Many Muslims are able to continue with their daily work and other activities whilst fasting but some adaptations from employers may be welcome, for example:
- It is helpful for employers to be aware of when exactly Ramadan falls each year, and the importance to Muslims of celebrating Eid.
- Flexibility of working hours can be helpful, e.g. working 10-6 during the month rather than 9-5 or perhaps an earlier working pattern instead. Some prefer to take a portion of annual leave during this month as the routine can get tiring, so this should be allowed wherever possible.
- Colleagues might also need to take short breaks to offer prayers during the work day so this should be facilitated as far as possible.
- Meetings might be arranged at earlier times as sometimes concentration can diminish during the working day.

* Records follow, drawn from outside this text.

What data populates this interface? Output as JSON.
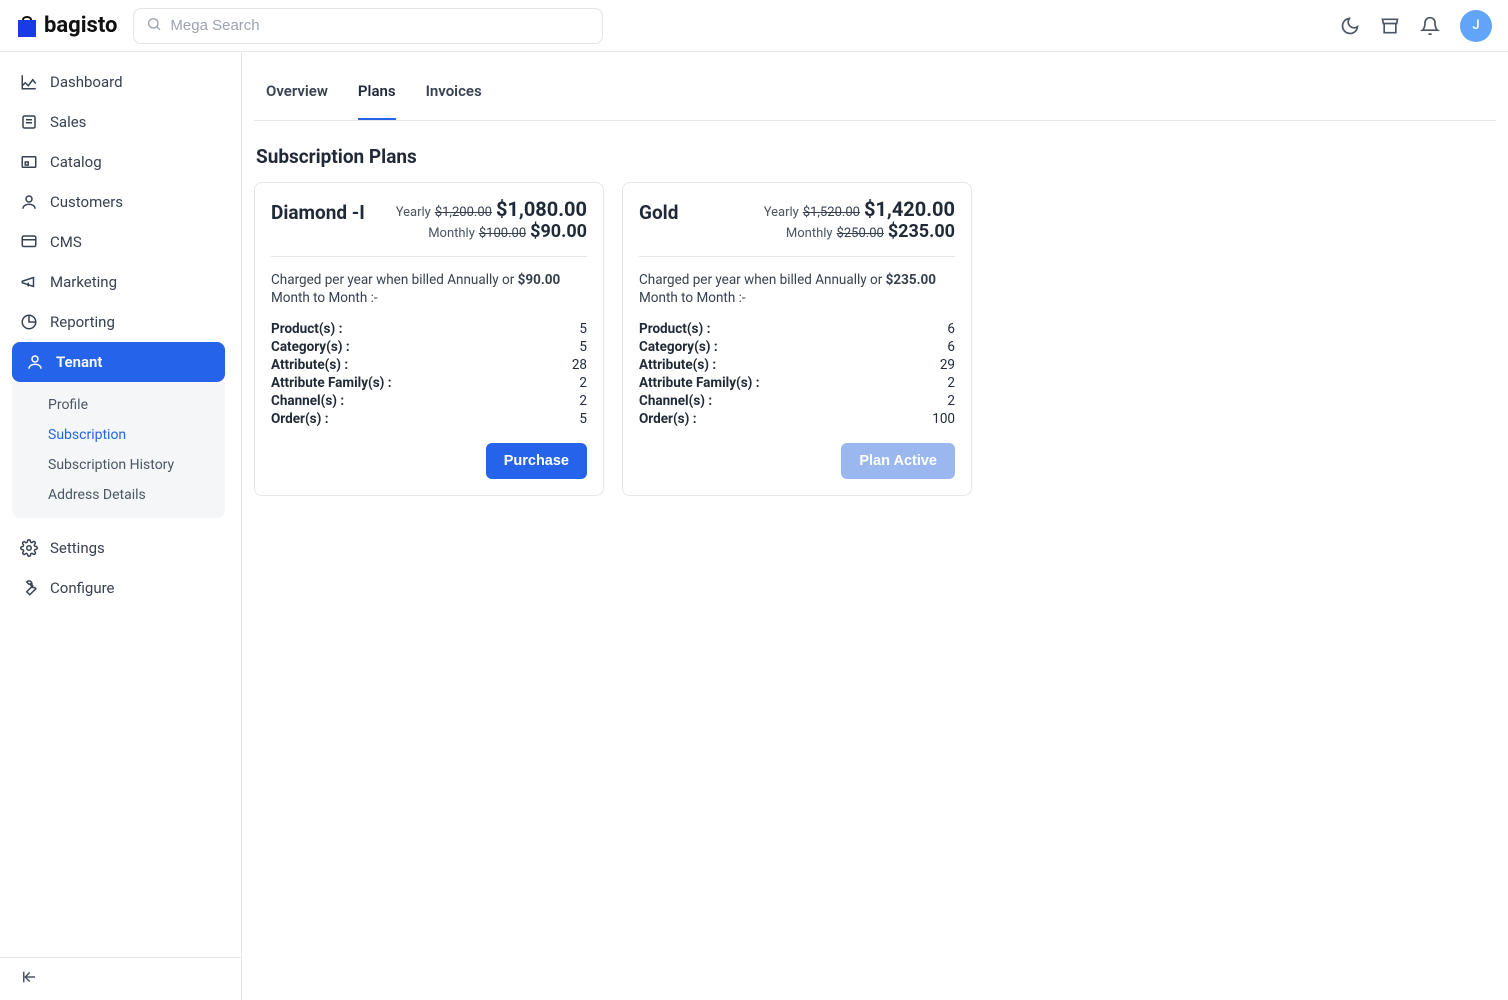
{
  "brand": "bagisto",
  "search": {
    "placeholder": "Mega Search"
  },
  "avatar_letter": "J",
  "sidebar": {
    "items": [
      {
        "label": "Dashboard"
      },
      {
        "label": "Sales"
      },
      {
        "label": "Catalog"
      },
      {
        "label": "Customers"
      },
      {
        "label": "CMS"
      },
      {
        "label": "Marketing"
      },
      {
        "label": "Reporting"
      },
      {
        "label": "Tenant"
      },
      {
        "label": "Settings"
      },
      {
        "label": "Configure"
      }
    ],
    "tenant_sub": [
      {
        "label": "Profile"
      },
      {
        "label": "Subscription"
      },
      {
        "label": "Subscription History"
      },
      {
        "label": "Address Details"
      }
    ]
  },
  "tabs": {
    "overview": "Overview",
    "plans": "Plans",
    "invoices": "Invoices"
  },
  "page_title": "Subscription Plans",
  "stat_labels": {
    "product": "Product(s) :",
    "category": "Category(s) :",
    "attribute": "Attribute(s) :",
    "attribute_family": "Attribute Family(s) :",
    "channel": "Channel(s) :",
    "order": "Order(s) :"
  },
  "desc_parts": {
    "prefix": "Charged per year when billed Annually or ",
    "suffix": " Month to Month :-"
  },
  "price_period": {
    "yearly": "Yearly",
    "monthly": "Monthly"
  },
  "plans": [
    {
      "name": "Diamond -I",
      "yearly_strike": "$1,200.00",
      "yearly_price": "$1,080.00",
      "monthly_strike": "$100.00",
      "monthly_price": "$90.00",
      "desc_bold": "$90.00",
      "stats": {
        "product": "5",
        "category": "5",
        "attribute": "28",
        "attribute_family": "2",
        "channel": "2",
        "order": "5"
      },
      "button": "Purchase",
      "button_state": "primary"
    },
    {
      "name": "Gold",
      "yearly_strike": "$1,520.00",
      "yearly_price": "$1,420.00",
      "monthly_strike": "$250.00",
      "monthly_price": "$235.00",
      "desc_bold": "$235.00",
      "stats": {
        "product": "6",
        "category": "6",
        "attribute": "29",
        "attribute_family": "2",
        "channel": "2",
        "order": "100"
      },
      "button": "Plan Active",
      "button_state": "muted"
    }
  ]
}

Employers and colleagues alike can show support to people who are fasting. Colleagues can help by framing comments and questions about fasting in a respectful and sensitive manner. For example, rather than “You poor thing, I could never do that” one could say “I admire you for your commitment/resilience”. And although the phrase “no, not even water!” might be a source of amusement in the Muslim community, having to answer that question throught the whole month can understandably get a little wearing. For curious colleagues, there are plenty of sources of information on Ramadan, such as the aptly named Not Even Water.
If you want to wish your colleague well at the end of the fasting month the greeting is ‘Eid Mubarak’!